"Nie nowina, że głupi mądrego przegadał; Kontent więc, iż uczony nic nie odpowiadał, tym bardziej jeszcze krzyczeć przeraźliwie począł; Na koniec, rzekł mądry, by nie być w odpowiedzi dłużny: Wiesz, dlaczego dzwon głośny? Bo wewnątrz próżny."(z I.Krasickiego)
Pomóżcie tym kotom, one nie mogą zostać w lesie Las jest bardzo niebezpieczny dla domowego kota, oby nie spotkało ich to, co spotkało moją Lili, którą też ktoś wywiózł do lasu.
Lili jest teraz szczęśliwą kotką u mnie, ale nikt już nie zwróci jej nogi, oka, części ogonka - prawdopodobnie została zaatakowana przez jakieś głodne leśne zwierzę.

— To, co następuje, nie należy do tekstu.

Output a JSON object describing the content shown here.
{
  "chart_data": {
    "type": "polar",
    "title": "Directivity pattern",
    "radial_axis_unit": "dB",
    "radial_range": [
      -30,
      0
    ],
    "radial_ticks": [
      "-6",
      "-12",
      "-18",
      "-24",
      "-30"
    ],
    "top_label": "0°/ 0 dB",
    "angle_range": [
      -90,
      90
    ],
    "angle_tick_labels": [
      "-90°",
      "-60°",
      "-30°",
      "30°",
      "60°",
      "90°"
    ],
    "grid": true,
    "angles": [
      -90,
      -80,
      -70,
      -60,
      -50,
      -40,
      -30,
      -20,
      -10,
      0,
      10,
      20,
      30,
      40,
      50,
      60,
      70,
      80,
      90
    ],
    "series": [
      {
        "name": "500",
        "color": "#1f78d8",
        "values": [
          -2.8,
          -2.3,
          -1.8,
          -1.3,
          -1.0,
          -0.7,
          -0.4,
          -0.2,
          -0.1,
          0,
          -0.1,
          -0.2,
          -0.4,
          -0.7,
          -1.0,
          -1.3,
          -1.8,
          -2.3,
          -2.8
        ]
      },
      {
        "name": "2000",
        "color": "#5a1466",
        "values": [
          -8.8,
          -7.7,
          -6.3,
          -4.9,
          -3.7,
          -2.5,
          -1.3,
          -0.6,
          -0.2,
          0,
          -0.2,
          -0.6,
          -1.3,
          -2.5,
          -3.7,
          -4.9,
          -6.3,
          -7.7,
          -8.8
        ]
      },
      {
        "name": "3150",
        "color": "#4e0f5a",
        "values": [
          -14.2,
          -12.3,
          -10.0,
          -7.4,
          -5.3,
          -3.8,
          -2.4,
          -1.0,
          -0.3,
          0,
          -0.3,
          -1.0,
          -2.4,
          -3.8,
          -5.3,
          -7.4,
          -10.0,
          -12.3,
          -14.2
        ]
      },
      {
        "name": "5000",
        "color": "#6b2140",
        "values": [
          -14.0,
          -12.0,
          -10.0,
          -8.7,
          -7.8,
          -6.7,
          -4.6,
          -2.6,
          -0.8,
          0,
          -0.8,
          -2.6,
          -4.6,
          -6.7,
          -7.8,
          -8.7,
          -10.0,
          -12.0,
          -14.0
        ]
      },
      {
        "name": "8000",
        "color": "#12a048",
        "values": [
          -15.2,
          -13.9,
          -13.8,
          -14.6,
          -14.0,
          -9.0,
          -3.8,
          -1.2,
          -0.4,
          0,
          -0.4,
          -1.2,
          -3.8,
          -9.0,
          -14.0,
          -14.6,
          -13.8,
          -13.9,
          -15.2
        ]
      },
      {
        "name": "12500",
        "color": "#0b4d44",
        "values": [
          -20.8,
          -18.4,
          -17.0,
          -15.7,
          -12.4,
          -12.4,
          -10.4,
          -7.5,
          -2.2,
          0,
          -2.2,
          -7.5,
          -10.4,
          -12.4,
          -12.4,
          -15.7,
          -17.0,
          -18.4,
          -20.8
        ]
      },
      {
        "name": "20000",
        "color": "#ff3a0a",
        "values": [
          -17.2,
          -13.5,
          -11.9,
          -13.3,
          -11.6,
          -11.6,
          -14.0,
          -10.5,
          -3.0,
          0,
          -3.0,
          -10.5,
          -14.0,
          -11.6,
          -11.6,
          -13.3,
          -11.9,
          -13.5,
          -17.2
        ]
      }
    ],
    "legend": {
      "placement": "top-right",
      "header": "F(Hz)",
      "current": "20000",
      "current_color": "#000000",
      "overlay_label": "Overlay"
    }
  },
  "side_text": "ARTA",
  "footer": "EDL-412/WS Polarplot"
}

Czy jest tam jakiś hotelk?Jeśli jest to jaka cena dla dwóch bezdomnych?U Sabiny Skazy można dogadać niską cenę za dwa i to bezdomne tylko,że ona ma hotelik w gdańsku czy gdyni.Ja jestem gotowa pokryć opałtę za miesiąc -od ręki.Pożniej w zależności od ceny zawsze cos dorzucę ale przez miesiąc dużo może się zdarzyć.Co wy na to???Czas goni CORAZ ZIMNIEJ!
No to może trzeba dogadać taki hotelik i przewieźć koty... najwyżej złożyć się na transport... Boże jakbym miała chociaż z 200 km bliżej to nawet bym się nie zastanowiła! Zima idzie... ile taki hotelik na miesiąc za 2 futrzastych?
Nie rozumiem jak ktoś w ogóle mógł tak postąpić... To straszne, ludzie przygarniają koty dają im dom ciepło a potem wyrzucają jak zabawkę która jest już bezużyteczna...Ja sama mam 3 koty i 2 maluchy jeszcze pod dachem... Nie damy rady z mężem przygarnąć jeszcze dwójki ale mam nadzieje że słodziaki znajdą szybko domek i ciepło u innych ludzi.